Demand Matters
Markets are about supply and demand. Scarcely a more banal thing could be said in economics, and yet some of the time it seems like free-market economists look only at supply. Glance over policy recommendations from a free-marketeer and you'll often see only tools for freeing up supply—labour market deregulation, planning reform, a bonfire of the quangos, an end to unbalancing subsidies or tax breaks, liberalisation of trade barriers. These are all fantastic things, which we definitely need. And even through the visor of the AS/AD model, even in a slump, these can make things better both by cutting prices and by raising wealth. But either deliberately or unconsciously, these economists are completely avoiding the demand side.

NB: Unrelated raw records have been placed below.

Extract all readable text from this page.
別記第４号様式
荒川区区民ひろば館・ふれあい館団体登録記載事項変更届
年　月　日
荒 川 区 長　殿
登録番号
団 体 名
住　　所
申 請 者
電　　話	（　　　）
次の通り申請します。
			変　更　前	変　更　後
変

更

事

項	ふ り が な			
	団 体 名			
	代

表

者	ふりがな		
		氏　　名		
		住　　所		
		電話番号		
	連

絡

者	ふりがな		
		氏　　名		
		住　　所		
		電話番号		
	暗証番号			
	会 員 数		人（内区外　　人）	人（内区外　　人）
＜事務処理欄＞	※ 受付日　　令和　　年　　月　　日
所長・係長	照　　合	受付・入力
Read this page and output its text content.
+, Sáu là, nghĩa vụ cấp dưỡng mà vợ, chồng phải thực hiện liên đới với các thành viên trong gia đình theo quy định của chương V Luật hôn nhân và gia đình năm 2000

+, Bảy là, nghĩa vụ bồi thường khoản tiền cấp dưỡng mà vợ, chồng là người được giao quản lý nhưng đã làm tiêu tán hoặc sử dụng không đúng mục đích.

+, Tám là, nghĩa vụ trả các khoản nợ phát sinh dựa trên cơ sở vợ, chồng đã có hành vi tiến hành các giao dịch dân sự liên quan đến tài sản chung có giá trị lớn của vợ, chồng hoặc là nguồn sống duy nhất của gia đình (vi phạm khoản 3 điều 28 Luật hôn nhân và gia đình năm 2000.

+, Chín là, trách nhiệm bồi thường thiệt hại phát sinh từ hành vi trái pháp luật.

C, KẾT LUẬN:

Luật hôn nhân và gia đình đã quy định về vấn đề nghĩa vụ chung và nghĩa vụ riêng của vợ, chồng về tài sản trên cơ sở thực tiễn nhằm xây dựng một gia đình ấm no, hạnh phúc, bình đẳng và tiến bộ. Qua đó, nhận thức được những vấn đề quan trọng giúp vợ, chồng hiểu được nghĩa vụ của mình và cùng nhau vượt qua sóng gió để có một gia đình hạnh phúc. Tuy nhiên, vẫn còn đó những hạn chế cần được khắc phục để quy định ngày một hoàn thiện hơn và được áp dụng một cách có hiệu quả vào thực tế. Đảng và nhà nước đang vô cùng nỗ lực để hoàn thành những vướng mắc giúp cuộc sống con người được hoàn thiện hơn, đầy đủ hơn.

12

Is this because there are no doctrinaire libertarian things that can be done on the demand side? I've certainly heard many policies like quantitative easing called "socialism" by fellow travellers, but I'd like to think that my libertarian-leaning friends were more thoughtful than instinctively dismissing ideas they see as ideologically impure out of hand.
And further than that, there are things we can do to make the demand side more libertarian, at least if we don't make the perfect the enemy of the good. School voucher systems are not decried for their "socialism" by libertarians despite the fact that under these systems schools are still paid for and run by the state. Monetary policies that are more free market (and more sensible) than our current one should be looked upon in the same way. It's not the case that anything short of abolishing the central bank is "socialism"—unless we want to completely devalue the word. And even if an intermediate policy were a form of "socialism" or "central planning", the realistic alternative is not a free market in money, but an abysmal central plan!
What are these intermediate policies that free-marketeers seem to be ignoring? Firstly there is nominal income targeting, which relies on markets both to stabilise demand and to allocate that demand among competing industries according to consumer preferences; and secondly counter-cyclical taxes, which rise automatically in good times and fall in bad times. Those are both thoroughly libertarian and entirely focused on demand.
In fact, the two most important libertarian economists of the 20th century—Friedrich A. Hayek and Milton Friedman—both endorsed demand-side policy, in the right circumstances. Friedman blamed the US Great Depression on the Federal Reserve, allowing a massive collapse in the money supply and aggregate demand. Hayek said that after the inevitable collapse of a misallocated capital structure there could also be "secondary deflations", where aggregate demand collapses and there is a costly adjustment period. Both would support monetary policy to deal with this issue—stabilising demand, so as to avoid painful adjustments from big inflationary or deflationary shocks. If money is non-neutral in the boom, why would it be neutral in the downturn?
One response libertarians might make is that Say's Law shows there is nothing we can do about demand. But Say's Law clearly doesn't hold in the short-run, and Austrian economists who rightly critique the assumptions economists often make about equilibria should be absolutely clear of this. In the short-run, a dip in aggregate demand—absent any response from the government, central bank, or hypothetical free banks working together—necessitates a period of deflation. But we know that (at least nominal) wages are sticky-downwards, meaning that calling for an adjustment to the new equilibrium means calling for years of the grave evil of unemployment foisted on millions. Say's Law reasserts itself in the medium- to long-run, and by then the misery and destruction of potential wealth has all already happened.
What libertarians are missing is that the relentless focus on supply is leaving them almost completely out of the conversation, and thus leading to worse policy than necessary. If free marketeers were talking about the best things to do on the demand side, as well as on the supply side, then there would be less of the all-eggs-in-one-basket big project spending stimulus, and more diverse market-oriented ways of countering the demand shortfall.